Le reste de l'ouvrage est une exégèse historique de l'évangile. C'est le fondement de la théologie de la libération, un mouvement né en Amérique du Sud en réaction aux très grandes inégalités sociales dans ces pays et à l'oppression des pauvres par les riches. La théologie de la libération est aussi une réaction au fait que la religion était utilisée pour légitimer la pauvreté et même comme moyen d'oppression des pauvres. Cette exégèse interprète la vie de Jésus d'un point de vue humain, dans son inscription dans l'histoire humaine. La foi anthropologique de Jésus est l'abolition des inégalités sociales (Royaume de Dieu= un monde sans inégalités sociales). L'auteur distingue, en se basant notamment sur une source commune des synoptiques (la source Q), ce qui est post-pascal et ce qui est pré-pascal. Le pré-pascal est historique, le post-pascal c'est les éléments théologiques ou légendaires, ajoutés après la mort de Jésus (on sort de l'historique pour entrer dans la signification). Dans cette théologie, l'aspect divin de Jésus est sciemment laissé de côté (ce qui ne veut pas dire que c'est nié).

Grâce à la clé clé politique, beaucoup de textes édulcorés par une théologie traditionnelle prennent un sens. L'exemple de la première béatitude m'a donné à réfléchir. "Heureux les pauvres, car ils seront rassasiés", dit Jésus. La théologie traduit cela par: "heureux les pauvres en esprit". Ce n'est pas faux d'un point de vue spirituel, et d'ailleurs ça place le christianisme sur le même plan que le zen et la recherche du vide à mon avis. Mais ce n'est pas du tout le message de Jésus! Jésus annonce l'arrivée d'un nouvel ordre social, dans lequel l'argent sera pris aux riches pour être distribué aux pauvres. Il y a d'autres exemples où la clé politique seule peut donner du sens au texte: la parabole du banquet, les mauvais ouvriers,...

Une idée forte de la théologie de la libération c'est la notion de participation humaine dans la venue du Royaume. Il faut éviter de tomber dans le piège d'une vision purement eschatologique (= qui a trait à la fin du monde) de l'évangile. Le royaume serait alors purement divin, ne nécessitant rien de l'homme. Au contraire, les théologiens de la libération sont engagés et montrent que l'action de Dieu s'inscrit dans l'histoire avec la participation de l'homme.

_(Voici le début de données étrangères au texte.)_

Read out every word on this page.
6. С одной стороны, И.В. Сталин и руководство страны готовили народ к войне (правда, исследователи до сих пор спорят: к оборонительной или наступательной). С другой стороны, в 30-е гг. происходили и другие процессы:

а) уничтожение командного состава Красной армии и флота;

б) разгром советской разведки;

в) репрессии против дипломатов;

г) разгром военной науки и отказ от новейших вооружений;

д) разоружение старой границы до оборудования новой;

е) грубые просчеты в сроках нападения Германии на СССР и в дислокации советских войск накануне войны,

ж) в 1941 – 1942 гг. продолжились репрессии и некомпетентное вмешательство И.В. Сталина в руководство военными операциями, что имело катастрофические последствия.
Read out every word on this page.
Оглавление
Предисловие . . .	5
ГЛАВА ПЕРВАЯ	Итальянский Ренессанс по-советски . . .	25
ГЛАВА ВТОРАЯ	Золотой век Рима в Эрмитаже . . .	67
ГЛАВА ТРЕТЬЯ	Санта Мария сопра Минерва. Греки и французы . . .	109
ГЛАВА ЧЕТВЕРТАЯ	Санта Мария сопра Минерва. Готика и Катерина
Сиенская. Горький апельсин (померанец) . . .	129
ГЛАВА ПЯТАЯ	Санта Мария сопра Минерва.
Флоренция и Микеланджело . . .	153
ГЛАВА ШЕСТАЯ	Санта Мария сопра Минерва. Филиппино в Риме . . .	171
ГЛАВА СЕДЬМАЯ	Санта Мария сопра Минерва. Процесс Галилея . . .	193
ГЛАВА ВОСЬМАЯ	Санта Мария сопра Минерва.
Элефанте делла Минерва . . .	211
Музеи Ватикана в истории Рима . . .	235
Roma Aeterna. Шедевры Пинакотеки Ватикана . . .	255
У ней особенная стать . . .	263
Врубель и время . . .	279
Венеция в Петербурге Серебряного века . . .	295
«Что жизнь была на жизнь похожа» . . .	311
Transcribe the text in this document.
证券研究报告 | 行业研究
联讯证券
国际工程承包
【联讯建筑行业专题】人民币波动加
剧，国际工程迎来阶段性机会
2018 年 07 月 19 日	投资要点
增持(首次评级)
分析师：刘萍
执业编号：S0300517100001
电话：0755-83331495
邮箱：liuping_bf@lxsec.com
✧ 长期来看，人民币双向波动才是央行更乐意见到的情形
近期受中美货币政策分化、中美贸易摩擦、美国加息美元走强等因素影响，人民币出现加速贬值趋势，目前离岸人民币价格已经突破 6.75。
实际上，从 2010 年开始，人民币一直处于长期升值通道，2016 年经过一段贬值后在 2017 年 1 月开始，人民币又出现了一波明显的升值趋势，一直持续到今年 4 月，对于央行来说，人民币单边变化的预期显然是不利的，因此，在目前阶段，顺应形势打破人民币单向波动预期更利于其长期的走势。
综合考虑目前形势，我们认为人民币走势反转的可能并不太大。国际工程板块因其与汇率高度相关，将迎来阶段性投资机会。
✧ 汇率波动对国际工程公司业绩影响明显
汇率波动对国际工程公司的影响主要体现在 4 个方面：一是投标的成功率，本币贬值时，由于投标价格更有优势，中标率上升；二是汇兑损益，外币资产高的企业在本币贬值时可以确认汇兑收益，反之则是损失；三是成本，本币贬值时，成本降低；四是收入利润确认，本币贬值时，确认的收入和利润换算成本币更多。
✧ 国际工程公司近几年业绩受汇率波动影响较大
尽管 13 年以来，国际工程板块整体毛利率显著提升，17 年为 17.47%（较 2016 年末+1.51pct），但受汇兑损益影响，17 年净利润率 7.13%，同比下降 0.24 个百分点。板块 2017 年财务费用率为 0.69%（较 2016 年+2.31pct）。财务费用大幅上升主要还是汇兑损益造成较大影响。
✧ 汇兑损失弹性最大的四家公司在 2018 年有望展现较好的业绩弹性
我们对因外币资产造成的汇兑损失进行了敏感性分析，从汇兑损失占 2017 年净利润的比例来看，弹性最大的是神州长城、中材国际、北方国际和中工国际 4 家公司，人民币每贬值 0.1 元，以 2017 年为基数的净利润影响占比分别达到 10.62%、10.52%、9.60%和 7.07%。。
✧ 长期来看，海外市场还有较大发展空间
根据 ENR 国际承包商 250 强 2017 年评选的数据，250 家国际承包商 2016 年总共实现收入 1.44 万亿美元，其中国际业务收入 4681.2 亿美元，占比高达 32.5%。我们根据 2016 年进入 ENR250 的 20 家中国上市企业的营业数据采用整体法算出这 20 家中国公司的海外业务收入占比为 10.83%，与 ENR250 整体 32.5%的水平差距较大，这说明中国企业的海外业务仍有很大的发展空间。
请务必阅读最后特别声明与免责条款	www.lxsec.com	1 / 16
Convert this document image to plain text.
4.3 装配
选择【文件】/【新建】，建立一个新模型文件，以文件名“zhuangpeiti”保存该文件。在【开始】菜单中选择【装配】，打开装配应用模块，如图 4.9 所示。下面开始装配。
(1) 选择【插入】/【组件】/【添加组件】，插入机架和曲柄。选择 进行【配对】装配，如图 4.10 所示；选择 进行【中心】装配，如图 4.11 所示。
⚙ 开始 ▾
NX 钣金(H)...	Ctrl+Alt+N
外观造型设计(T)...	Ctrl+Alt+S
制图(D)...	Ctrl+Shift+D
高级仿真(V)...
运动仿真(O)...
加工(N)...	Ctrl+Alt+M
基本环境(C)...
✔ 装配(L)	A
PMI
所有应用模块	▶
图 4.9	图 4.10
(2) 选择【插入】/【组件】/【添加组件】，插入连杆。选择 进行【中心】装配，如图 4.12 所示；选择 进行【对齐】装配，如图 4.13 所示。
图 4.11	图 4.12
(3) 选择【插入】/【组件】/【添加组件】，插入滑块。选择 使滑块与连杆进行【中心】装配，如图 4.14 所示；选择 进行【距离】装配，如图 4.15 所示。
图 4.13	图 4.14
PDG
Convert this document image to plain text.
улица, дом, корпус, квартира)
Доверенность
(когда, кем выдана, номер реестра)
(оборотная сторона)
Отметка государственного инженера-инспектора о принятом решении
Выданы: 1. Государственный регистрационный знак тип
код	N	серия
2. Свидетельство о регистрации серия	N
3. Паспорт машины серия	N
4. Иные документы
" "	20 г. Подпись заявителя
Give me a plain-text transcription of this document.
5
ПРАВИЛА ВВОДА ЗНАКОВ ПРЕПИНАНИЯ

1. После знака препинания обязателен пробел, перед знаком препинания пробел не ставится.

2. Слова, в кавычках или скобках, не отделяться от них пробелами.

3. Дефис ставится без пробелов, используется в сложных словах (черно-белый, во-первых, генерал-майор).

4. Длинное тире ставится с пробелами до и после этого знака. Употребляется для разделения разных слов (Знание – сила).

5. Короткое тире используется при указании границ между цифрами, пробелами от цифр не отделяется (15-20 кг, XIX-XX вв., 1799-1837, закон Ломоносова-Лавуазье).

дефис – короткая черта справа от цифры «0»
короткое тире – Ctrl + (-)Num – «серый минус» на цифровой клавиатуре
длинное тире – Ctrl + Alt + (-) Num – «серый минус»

Le sous-titre du livre est "L'histoire perdue": car en transformant la mort et la résurrection de Jésus en événement purement religieux, Saint Pierre et les chrétiens à sa suite ont perdu le sens de la vie humaine de Jésus pour ne favoriser que l'aspect transcendant. Dans la troisième partie de son livre original, publiée en français dans un autre volume qui a pour sous-titre "L'histoire retrouvée", l'auteur va se baser sur Saint-Paul pour retrouver la dimension historique qui avait été perdue (à suivre...).

La préface est très intéressante; l'auteur répond aux objections des théologiens traditionnels. On sait que les théologiens de la libération ont eu maille à partir avec la doctrine officielle, de plus leur intérêt pour le marxisme a été fortement attaqué par la droite catholique américaine notamment.

Conclusion: bien que je sois très attaché à l'aspect purement religieux du christianisme, que je pense que la spiritualité est une composante importante de la vie, que j'aime les mystiques et le Mystère, je pense qu'une foi purement religieuse ne suffit pas. Il y a trois ans, j'étais en pèlerinage à Lisieux, et je lisais sur des panneaux historiques, mis par l'office du tourisme, qu'au 19ème siècle, une grave famine régnait et que des gens crevaient littéralement de faim dans les campagnes Normandes. Malgré mon immense affection pour la petite Thérèse, et ma certitude que le Royaume de Dieu était dans son cœur, il est tout aussi évident que le royaume de Dieu, dans le sens "un monde juste et sans inégalité sociale" était encore loin d'être une réalité sur terre! Donc, la religiosité est une composante du christianisme, tout comme le Bouddhisme est une belle philosophie de vie, mais l'essence de la vie de Jésus c'est le combat pour les pauvres ("nourrir ceux qui ont faim, vêtir ceux qui ont froid"). Par ailleurs, on se rend compte en lisant ce livre que les interprétations traditionnelle de l'évangile sont parfois bêtement moralistes. Comme il est dit dans le livre, si Jésus revenait sur terre, serait-il considéré comme un chrétien par ceux qui ont créé la religion chrétienne?